Bird of Paradise by Raquel Cepeda

Bird of Paradise by Raquel Cepeda

Author:Raquel Cepeda
Language: eng
Format: epub
Publisher: Atria Books


CHAPTER TWELVE

Things Come Together

One never knows anything about one’s father. A father . . . is a passageway immersed in the deepest darkness, where we stumble blindly seeking a way out.

—ROBERT BOLAÑO, 2666

THE RESULTS ARE TRICKLING IN.

Dad, Bennett says, is of Semitic descent on his father’s dad’s side: haplogroup J2.

“Doesn’t that mean my father descends from Sephardic Jews on his direct paternal line?”

“There was a chance, because many Arabs and Jews fall into the J2 haplogroup, but ultimately, no,” says Bennett. “That was the very first thing I checked for. We reviewed his entire Y-37 DNA sequence and compared his results with the massive Jewish database we sit on, and there were no matches.”

“It’s interesting how so many Arabs and Jews share ancestral origins, and yet there’s so much beef between them,” I respond.

I pace back and forth in my kitchen, speculating which of many ways this branch of my family may have washed ashore in the Dominican Republic. I can only surmise how this man arrived in Hispaniola. He may have entered the country as a crypto-Muslim or a Moor, after Spain’s reconquista of the Iberian Peninsula in 1492. There’s really no way to quantify exactly how many crypto-Muslims immigrated to Hispaniola or the rest of the Indies because they weren’t supposed to be there in the first place.

The more Bennett breaks it down, the more questions and scenarios whirl through my mind.
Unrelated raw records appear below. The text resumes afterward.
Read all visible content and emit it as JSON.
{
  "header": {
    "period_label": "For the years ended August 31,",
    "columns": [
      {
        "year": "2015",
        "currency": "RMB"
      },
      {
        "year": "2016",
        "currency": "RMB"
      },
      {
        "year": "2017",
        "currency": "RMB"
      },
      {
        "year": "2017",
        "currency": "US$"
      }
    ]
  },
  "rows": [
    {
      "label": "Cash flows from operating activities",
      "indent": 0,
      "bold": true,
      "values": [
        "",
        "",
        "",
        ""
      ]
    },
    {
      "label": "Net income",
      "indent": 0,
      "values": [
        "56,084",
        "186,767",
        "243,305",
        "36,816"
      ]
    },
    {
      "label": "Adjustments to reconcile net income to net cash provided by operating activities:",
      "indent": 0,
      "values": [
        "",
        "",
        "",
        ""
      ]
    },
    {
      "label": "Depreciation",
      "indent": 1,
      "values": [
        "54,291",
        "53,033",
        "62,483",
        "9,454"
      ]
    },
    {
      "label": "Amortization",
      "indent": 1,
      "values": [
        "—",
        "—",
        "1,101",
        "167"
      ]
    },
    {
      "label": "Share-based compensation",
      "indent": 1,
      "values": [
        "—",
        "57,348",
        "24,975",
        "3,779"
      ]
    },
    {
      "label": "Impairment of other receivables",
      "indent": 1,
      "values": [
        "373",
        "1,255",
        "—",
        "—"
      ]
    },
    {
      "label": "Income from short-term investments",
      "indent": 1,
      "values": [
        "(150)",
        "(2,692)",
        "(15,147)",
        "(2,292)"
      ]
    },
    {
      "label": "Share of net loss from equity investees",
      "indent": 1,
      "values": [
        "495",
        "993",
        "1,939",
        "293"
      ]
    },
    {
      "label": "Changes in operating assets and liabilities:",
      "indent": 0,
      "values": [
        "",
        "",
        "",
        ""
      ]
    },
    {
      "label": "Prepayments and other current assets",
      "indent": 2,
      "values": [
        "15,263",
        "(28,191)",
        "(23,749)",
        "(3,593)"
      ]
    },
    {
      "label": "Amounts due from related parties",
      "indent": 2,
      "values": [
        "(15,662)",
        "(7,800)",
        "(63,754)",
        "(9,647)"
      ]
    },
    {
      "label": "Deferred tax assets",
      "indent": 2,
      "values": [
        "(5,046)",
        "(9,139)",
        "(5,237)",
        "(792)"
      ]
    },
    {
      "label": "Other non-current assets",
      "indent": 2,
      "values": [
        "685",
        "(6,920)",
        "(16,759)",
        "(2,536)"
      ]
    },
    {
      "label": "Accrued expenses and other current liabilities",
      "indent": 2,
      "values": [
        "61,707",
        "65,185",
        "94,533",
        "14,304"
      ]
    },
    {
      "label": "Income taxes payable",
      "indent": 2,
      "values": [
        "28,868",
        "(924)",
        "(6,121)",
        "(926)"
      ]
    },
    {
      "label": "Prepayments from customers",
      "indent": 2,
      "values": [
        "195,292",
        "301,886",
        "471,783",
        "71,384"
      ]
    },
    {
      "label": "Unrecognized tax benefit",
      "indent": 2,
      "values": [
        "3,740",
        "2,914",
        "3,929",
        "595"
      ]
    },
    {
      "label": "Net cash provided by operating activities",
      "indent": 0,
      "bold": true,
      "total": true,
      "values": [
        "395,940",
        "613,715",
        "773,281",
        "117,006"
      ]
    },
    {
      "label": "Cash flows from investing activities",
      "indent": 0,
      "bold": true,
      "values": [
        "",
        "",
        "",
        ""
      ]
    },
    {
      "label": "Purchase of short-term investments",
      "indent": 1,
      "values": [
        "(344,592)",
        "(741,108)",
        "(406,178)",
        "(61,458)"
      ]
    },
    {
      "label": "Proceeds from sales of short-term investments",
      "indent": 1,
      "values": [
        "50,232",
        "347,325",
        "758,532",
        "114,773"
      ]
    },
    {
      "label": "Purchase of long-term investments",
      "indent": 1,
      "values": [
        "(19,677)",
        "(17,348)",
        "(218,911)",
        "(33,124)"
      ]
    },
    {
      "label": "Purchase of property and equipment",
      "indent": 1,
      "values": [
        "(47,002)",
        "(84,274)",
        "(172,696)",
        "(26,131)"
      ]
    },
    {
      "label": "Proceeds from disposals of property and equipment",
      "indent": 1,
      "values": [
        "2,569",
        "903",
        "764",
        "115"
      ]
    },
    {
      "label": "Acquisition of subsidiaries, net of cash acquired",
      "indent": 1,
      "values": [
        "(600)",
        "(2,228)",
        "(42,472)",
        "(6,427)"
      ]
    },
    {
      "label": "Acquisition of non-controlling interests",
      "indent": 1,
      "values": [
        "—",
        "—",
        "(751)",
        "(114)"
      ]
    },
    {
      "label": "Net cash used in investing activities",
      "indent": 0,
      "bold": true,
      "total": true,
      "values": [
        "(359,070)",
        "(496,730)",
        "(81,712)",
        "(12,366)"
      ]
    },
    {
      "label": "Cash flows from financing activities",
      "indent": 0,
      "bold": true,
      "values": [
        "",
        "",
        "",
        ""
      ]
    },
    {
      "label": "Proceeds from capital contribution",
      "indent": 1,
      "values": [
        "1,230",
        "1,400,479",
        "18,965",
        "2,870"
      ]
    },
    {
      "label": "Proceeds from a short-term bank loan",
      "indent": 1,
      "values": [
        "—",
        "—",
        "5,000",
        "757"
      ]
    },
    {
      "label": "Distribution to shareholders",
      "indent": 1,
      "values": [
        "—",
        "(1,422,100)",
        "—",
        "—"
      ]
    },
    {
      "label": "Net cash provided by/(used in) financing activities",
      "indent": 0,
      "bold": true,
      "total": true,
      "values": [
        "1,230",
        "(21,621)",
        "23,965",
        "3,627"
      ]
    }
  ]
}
“There’s absolutely no doubt it’s North African. Perhaps at some point his ancestors had Jewish cousins,” Bennett says. “It’s likely that your dad’s direct paternal line descends from either North Africans or maybe Neolithic farmers who migrated west to Northern Africa from Iraq until they reached Spain. It’s looking like he may most likely be of Berber or, rather, Amazigh, descent. Either way, it’s very rare, because nobody in my entire database matches him.”

I had no clue what to expect on either side of Dad’s family, especially his father’s side of the tracks. I still don’t know what my paternal grandfather looks like. Every time I tried to talk Dad into taking the ancestral DNA test, I’d also ask to see photographs. I was curious what his father looked like, but whenever I asked for a photo, he’d respond, “We’ll see,” and change the subject.

I’ve rarely heard Dad talk about his father. What I do know is that he moved his family from the Dominican Republic to Aruba for some time when Dad was a child. Dad also told me they learned how to speak Papiamento, a local language that has more ingredients than a pot of sancocho: different African dialects, Spanish and Portuguese, with indigenous, English, and Dutch words. I know that Dad’s father was a successful importer/exporter for a while until he inexplicably lost everything and moved to New York City sometime in the mid-1950s. And that’s about it.

I’m hoping that once I reveal his direct paternal ancestry to him, Dad will become inspired to start sharing something other than CliffsNotes about his life with me.